– Повторяйте за мной, – сказал священник. – «Я, Горацио, беру тебя, Марию Эллен…»
У Хорнблауэра оставалось несколько секунд, чтобы уклониться от поступка, опрометчивость которого он сам отлично сознавал. Ему не следует жениться на Марии, даже допуская, что он-то жених завидный. Будь в нем хоть капля рассудка, он бы сейчас, пока не поздно, прервал церемонию, объявил, что передумал, повернулся прочь от алтаря, от священника, от Марии и вышел из церкви свободным человеком.

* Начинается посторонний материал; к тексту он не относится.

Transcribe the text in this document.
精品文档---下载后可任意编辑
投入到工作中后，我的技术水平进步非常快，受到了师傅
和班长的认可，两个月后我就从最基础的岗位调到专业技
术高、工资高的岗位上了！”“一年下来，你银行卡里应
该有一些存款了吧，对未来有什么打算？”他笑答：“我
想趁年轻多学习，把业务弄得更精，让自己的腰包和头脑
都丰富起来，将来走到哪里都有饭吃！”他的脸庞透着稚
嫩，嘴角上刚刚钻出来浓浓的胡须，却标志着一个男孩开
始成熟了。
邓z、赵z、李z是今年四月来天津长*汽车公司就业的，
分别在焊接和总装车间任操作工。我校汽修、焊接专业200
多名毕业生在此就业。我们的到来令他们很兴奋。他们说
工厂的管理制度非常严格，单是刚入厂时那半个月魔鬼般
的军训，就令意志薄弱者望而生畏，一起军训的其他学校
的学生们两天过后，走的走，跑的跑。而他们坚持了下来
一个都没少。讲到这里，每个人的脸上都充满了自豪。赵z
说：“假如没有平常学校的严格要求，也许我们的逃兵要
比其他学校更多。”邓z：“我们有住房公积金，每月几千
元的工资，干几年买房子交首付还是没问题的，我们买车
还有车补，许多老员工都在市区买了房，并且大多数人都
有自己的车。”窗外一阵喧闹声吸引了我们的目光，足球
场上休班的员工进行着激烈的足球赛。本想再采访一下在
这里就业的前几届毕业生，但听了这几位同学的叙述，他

– …в законные жены… – Он по-прежнему, как автомат, повторял за священником. Рядом стояла Мария, вся в белом, которое ей не шло. Она таяла от счастья. Она излучала любовь, увы, столь неуместную. Он не может, просто не может нанести ей такой жестокий удар. Хорнблауэр чувствовал, что она дрожит всем телом. Обмануть ее доверие было бы свыше его сил, не легче, чем отказаться от командования «Отчаянным».
– И в том я обручаюсь с тобой навеки, – повторил Хорнблауэр. Теперь все. Это, видимо, те самые слова, после которых обряд вступает в законную силу. Он дал обет, отрезал себе пути к отступлению. Немного утешало сознание, что связал он себя уже неделю назад, когда Мария, рыдая от любви, бросилась ему на шею, а он оказался слишком мягкосердечен, чтобы над ней посмеяться и – слишком слаб? слишком честен? – чтобы злоупотребить ее любовью, зная, что потом бросит. С той минуты, как он выслушал ее, с той минуты, как мягко вернул ее поцелуй, все остальное – подвенечное платье, церемония в церкви Святого Томаса Бекета и обожание, от которого никуда теперь не денешься, – стало неизбежным.
Взяв из рук Буша кольцо, Хорнблауэр надел его Марии на палец, и прозвучали заключительные слова:
– Засим я объявляю вас мужем и женой.
Священник благословил молодых. Целых пять секунд прошло в молчании, которое нарушила Мария.
– О, Горри, – сказала она и взяла Хорнблауэра под руку.
Он заставил себя улыбнуться вопреки только что сделанному открытию: «Горри» нравится ему еще меньше, чем «Горацио».
– Счастливейший день в моей жизни, – сказал он. Раз уж он пошел на это, надо делать как положено. Поэтому он продолжил в том же духе: – Пока счастливейший.
Больно было видеть, какой безгранично счастливой улыбкой ответила Мария на эту галантную речь. Она положила вторую руку ему на плечо, и Хорнблауэр понял, что она ждет поцелуя – прямо перед алтарем. Ему казалось, что в храме это неуместно – по неведению он страшился оскорбить благочестие. Но отступать было некуда, и он поцеловал подставленные ему мягкие губы.
– Вам следует расписаться в книге, – объявил священник и повел их в ризницу. Они записали свои имена.
– Теперь я могу поцеловать своего зятя, – громко объявила миссис Мейсон. Она обхватила Хорнблауэра могучими руками и громко чмокнула в щеку. Тот про себя подумал, что неприязнь к теще обречен испытывать, видимо, каждый мужчина.
Его отвлек Буш, который, непривычно улыбаясь, протянул руку, поздравил и пожелал счастья.
– Большое спасибо, – сказал Хорнблауэр и добавил: – Большое спасибо за все ваши труды.
Буш заметно смутился. Он отмахнулся от благодарностей тем же жестом, каким отмахнулся бы от мух. На этой свадьбе, как и при подготовке «Отчаянного» к выходу в море, Буш вновь явил себя могучей опорой.